Plus, their relatability – since they’re not exactly mainstream celebrities – helps audiences trust them, which isn’t always easy to do with traditional media.

This makes it important for firms like Shine Influencers to tread a fine line so that sponsored content and product placements don’t ruin the reputation their influencer talent has worked hard to build up for years.

“With influencers, we want to work with people who want to maintain their authenticity and keep their genuine voice,” said Hunichen. “As an agency, we want to protect the brand they’ve built and make sure that we’re connecting them with brands who have a very natural fit between them.”

And if the shoe doesn’t fit, Shine’s influencers are free to turn down brands.

Hunichen also mentions that social influencers charge different rates, which are typically based around the size of their social influence as well as the type and scope of work a brand wants them to do. “For instance, the client might want them to post one Instagram shot, or perhaps they may want them to do a live Twitter chat or write a full blog post,” she said, noting that each would command a different fee.

“There are no hard and fast rules on what it can cost – but what I will say is that compared to what you pay for an ad in a newspaper, it’s a fraction of the cost of that and something that is a lot more measurable.”

Influencers could be an especially appealing way to connect with younger audiences. A study from 2013 (PDF) found that Canadian youth spent nearly as much time watching digital screens as they did watching TV. And there’s increasingly a preference for video, given that YouTube was the top social sharing site among Canadian youth, outranking Facebook, Instagram and Snapchat.

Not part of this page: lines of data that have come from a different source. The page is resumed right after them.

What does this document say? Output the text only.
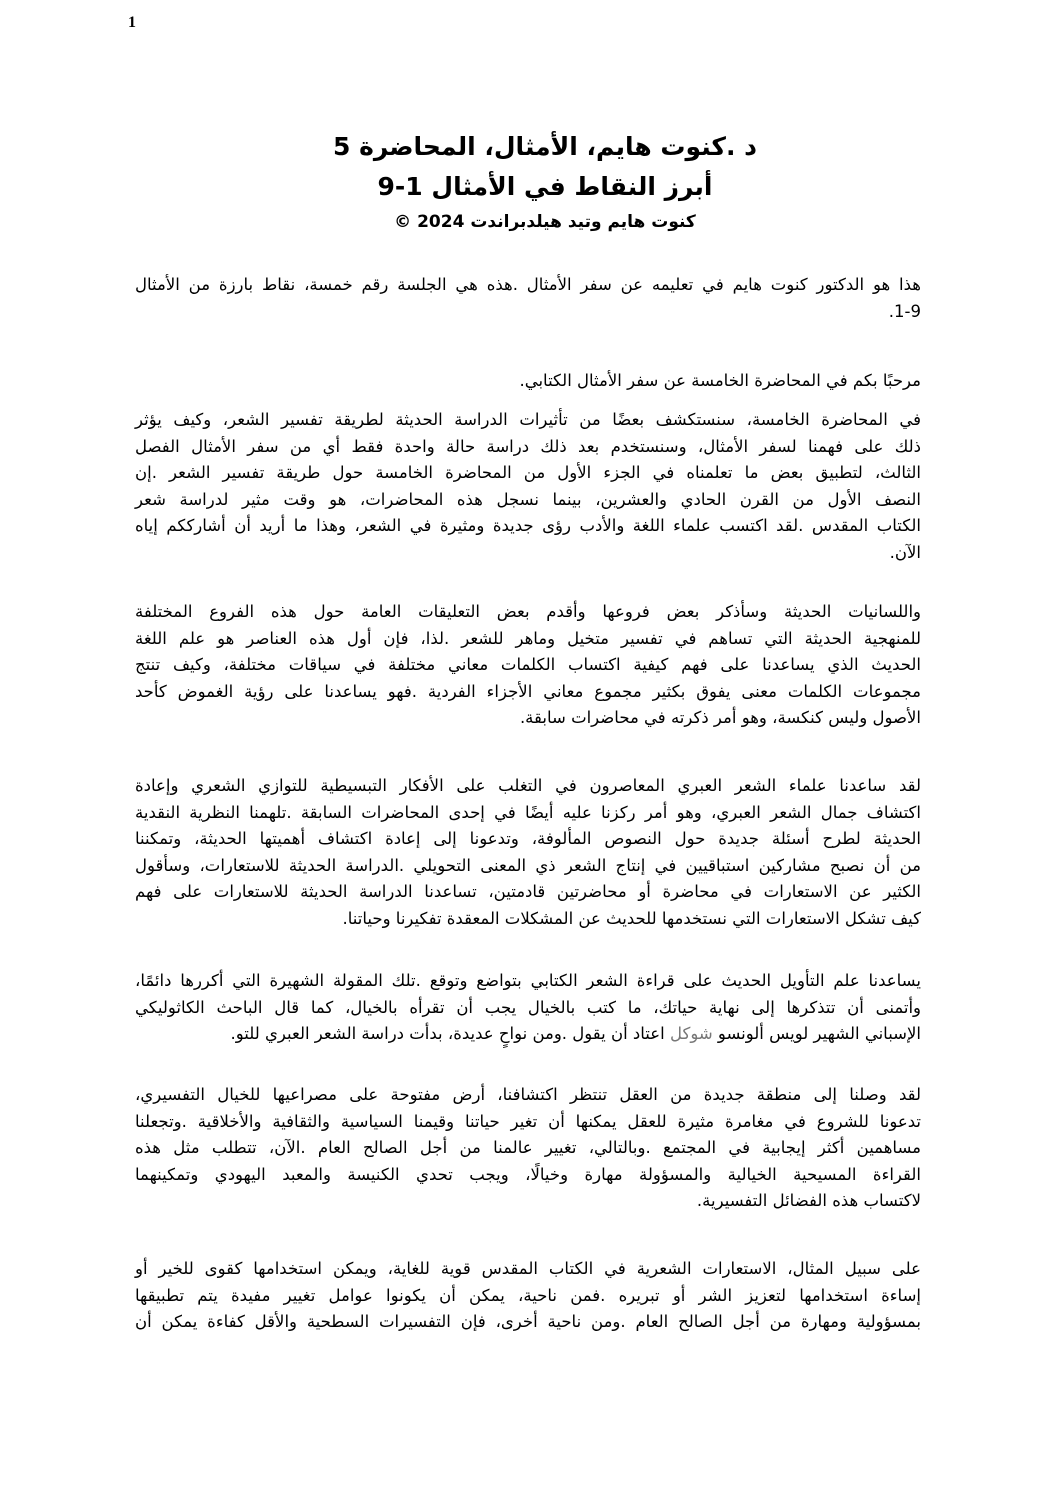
1
د .كنوت هايم، الأمثال، المحاضرة 5
أبرز النقاط في الأمثال 1-9
كنوت هايم وتيد هيلدبراندت 2024 ©
هذا هو الدكتور كنوت هايم في تعليمه عن سفر الأمثال .هذه هي الجلسة رقم خمسة، نقاط بارزة من الأمثال
1-9.
مرحبًا بكم في المحاضرة الخامسة عن سفر الأمثال الكتابي.
في المحاضرة الخامسة، سنستكشف بعضًا من تأثيرات الدراسة الحديثة لطريقة تفسير الشعر، وكيف يؤثر
ذلك على فهمنا لسفر الأمثال، وسنستخدم بعد ذلك دراسة حالة واحدة فقط أي من سفر الأمثال الفصل
الثالث، لتطبيق بعض ما تعلمناه في الجزء الأول من المحاضرة الخامسة حول طريقة تفسير الشعر .إن
النصف الأول من القرن الحادي والعشرين، بينما نسجل هذه المحاضرات، هو وقت مثير لدراسة شعر
الكتاب المقدس .لقد اكتسب علماء اللغة والأدب رؤى جديدة ومثيرة في الشعر، وهذا ما أريد أن أشارككم إياه
الآن.
واللسانيات الحديثة وسأذكر بعض فروعها وأقدم بعض التعليقات العامة حول هذه الفروع المختلفة
للمنهجية الحديثة التي تساهم في تفسير متخيل وماهر للشعر .لذا، فإن أول هذه العناصر هو علم اللغة
الحديث الذي يساعدنا على فهم كيفية اكتساب الكلمات معاني مختلفة في سياقات مختلفة، وكيف تنتج
مجموعات الكلمات معنى يفوق بكثير مجموع معاني الأجزاء الفردية .فهو يساعدنا على رؤية الغموض كأحد
الأصول وليس كنكسة، وهو أمر ذكرته في محاضرات سابقة.
لقد ساعدنا علماء الشعر العبري المعاصرون في التغلب على الأفكار التبسيطية للتوازي الشعري وإعادة
اكتشاف جمال الشعر العبري، وهو أمر ركزنا عليه أيضًا في إحدى المحاضرات السابقة .تلهمنا النظرية النقدية
الحديثة لطرح أسئلة جديدة حول النصوص المألوفة، وتدعونا إلى إعادة اكتشاف أهميتها الحديثة، وتمكننا
من أن نصبح مشاركين استباقيين في إنتاج الشعر ذي المعنى التحويلي .الدراسة الحديثة للاستعارات، وسأقول
الكثير عن الاستعارات في محاضرة أو محاضرتين قادمتين، تساعدنا الدراسة الحديثة للاستعارات على فهم
كيف تشكل الاستعارات التي نستخدمها للحديث عن المشكلات المعقدة تفكيرنا وحياتنا.
يساعدنا علم التأويل الحديث على قراءة الشعر الكتابي بتواضع وتوقع .تلك المقولة الشهيرة التي أكررها دائمًا،
وأتمنى أن تتذكرها إلى نهاية حياتك، ما كتب بالخيال يجب أن تقرأه بالخيال، كما قال الباحث الكاثوليكي
الإسباني الشهير لويس ألونسو شوكل اعتاد أن يقول .ومن نواحٍ عديدة، بدأت دراسة الشعر العبري للتو.
لقد وصلنا إلى منطقة جديدة من العقل تنتظر اكتشافنا، أرض مفتوحة على مصراعيها للخيال التفسيري،
تدعونا للشروع في مغامرة مثيرة للعقل يمكنها أن تغير حياتنا وقيمنا السياسية والثقافية والأخلاقية .وتجعلنا
مساهمين أكثر إيجابية في المجتمع .وبالتالي، تغيير عالمنا من أجل الصالح العام .الآن، تتطلب مثل هذه
القراءة المسيحية الخيالية والمسؤولة مهارة وخيالًا، ويجب تحدي الكنيسة والمعبد اليهودي وتمكينهما
لاكتساب هذه الفضائل التفسيرية.
على سبيل المثال، الاستعارات الشعرية في الكتاب المقدس قوية للغاية، ويمكن استخدامها كقوى للخير أو
إساءة استخدامها لتعزيز الشر أو تبريره .فمن ناحية، يمكن أن يكونوا عوامل تغيير مفيدة يتم تطبيقها
بمسؤولية ومهارة من أجل الصالح العام .ومن ناحية أخرى، فإن التفسيرات السطحية والأقل كفاءة يمكن أن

In comparing YouTube to TV, Hunichen noted that YouTube has the advantage that it’s more measurable. For instance, it’s extremely easy to know the number of times a video has been viewed, and judge the reaction based on comments and likes. And this information helps brands and advertisers judge the return on investment.

But online influence doesn’t only mean connecting big brands and Internet celebrities – it can also help communicate with a specific niche.

Online services like Klout attempt to determine influence based on metrics like posts and followers, but Hunichen noted that an individual’s influence isn’t always determined so mathematically and those who aren’t necessarily famous might have influence with smaller, more specific audiences.

“A trusted advocate is not necessarily the Instagrammer with the highest number of followers,” she said. “Sometimes [the most influential person] has 5,000 followers thoroughly engaged followers – and they can reach a niche in an authentic way.”